- Directed by: Guido Brignone
- Written by: Aldo De Benedetti Oreste Biancoli
- Starring: Umberto Melnati Leda Gloria Ugo Ceseri
- Cinematography: Ubaldo Arata
- Edited by: Guido Brignone
- Music by: Armando Fragna
- Production company: Societa Anonima Stefano Pittaluga
- Distributed by: Società Italiana Cines
- Release date: 1934;
- Running time: 72 minutes
- Country: Italy
- Language: Italian

= Just Married (1934 film) =

1934 film

Just Married (Oggi sposi) is a 1934 Italian comedy film directed by Guido Brignone and starring Umberto Melnati, Leda Gloria and Ugo Ceseri. It was shot at the Cines Studios in Rome.
The film's sets were designed by the art director Guido Fiorini.

==Synopsis==
A newly married couple from a small town near Como take advantage of a government policy offering new couples a honeymoon in the capital Rome. They enjoy a series of misadventures, and struggle to understand the ways of the city's inhabitants.
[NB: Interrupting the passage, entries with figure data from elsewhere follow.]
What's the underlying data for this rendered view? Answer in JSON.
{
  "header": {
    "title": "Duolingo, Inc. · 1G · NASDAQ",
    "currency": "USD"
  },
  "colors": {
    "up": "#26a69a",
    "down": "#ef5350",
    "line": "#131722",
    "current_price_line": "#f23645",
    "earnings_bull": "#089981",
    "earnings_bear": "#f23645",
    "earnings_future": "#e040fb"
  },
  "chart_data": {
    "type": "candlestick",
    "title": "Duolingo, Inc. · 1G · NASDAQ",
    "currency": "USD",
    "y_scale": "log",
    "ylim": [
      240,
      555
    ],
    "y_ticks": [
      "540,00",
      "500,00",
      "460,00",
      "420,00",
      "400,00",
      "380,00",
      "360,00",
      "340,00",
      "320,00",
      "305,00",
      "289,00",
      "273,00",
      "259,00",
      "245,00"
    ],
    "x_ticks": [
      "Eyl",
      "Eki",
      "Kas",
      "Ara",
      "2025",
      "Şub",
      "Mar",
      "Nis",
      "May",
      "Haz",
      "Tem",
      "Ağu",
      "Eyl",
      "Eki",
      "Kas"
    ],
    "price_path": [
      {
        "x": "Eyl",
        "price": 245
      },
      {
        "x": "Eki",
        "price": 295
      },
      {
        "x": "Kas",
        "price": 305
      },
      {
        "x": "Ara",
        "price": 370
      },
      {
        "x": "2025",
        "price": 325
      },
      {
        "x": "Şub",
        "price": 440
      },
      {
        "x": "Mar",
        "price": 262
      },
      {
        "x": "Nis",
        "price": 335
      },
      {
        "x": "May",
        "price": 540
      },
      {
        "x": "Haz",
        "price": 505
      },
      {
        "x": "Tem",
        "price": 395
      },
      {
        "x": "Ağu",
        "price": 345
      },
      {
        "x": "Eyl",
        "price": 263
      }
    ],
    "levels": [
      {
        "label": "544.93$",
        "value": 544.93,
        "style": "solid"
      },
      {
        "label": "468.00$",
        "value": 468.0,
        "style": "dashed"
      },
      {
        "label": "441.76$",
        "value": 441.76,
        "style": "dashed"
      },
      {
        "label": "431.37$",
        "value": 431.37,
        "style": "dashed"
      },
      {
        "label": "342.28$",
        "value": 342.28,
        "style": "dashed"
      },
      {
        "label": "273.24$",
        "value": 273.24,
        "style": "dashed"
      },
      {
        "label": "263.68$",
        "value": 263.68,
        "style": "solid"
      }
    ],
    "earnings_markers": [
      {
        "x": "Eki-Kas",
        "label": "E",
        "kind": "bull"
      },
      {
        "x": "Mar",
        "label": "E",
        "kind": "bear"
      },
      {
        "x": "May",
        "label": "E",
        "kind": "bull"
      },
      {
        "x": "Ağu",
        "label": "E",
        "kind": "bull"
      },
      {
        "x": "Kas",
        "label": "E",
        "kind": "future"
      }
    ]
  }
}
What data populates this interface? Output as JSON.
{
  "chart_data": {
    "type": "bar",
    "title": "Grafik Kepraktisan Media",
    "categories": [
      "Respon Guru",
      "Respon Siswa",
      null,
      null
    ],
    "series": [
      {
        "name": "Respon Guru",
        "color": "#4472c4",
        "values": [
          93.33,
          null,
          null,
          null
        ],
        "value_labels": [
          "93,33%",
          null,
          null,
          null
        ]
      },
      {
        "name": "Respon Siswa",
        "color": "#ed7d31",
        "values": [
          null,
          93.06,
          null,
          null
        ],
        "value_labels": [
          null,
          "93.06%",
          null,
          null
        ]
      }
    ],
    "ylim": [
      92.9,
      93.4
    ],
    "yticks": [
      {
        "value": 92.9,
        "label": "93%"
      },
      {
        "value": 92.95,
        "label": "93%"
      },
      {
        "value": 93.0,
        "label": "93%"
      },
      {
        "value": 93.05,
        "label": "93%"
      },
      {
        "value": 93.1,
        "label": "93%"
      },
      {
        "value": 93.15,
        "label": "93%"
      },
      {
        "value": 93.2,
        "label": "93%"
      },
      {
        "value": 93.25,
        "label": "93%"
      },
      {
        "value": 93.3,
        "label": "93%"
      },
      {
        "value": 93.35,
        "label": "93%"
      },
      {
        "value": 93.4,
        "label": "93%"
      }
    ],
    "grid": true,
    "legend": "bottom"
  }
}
In one of the most celebrated scenes they win a thoroughbred racehorse which they then have to navigate through the city's traffic.

==Cast==
- Umberto Melnati as Renzo
- Leda Gloria as Lucia
- Ugo Ceseri
- Giuseppe Porelli
- Marcella Melnati
- Mario Gallina
- Gino Viotti
- Ada Dondini

==Bibliography==
- Roberto Chiti & Roberto Poppi. I film: Tutti i film italiani dal 1930 al 1944. Gremese Editore, 2005.
- Mancini, Elaine. Struggles of the Italian film industry during fascism, 1930-1935. UMI Research Press, 1985.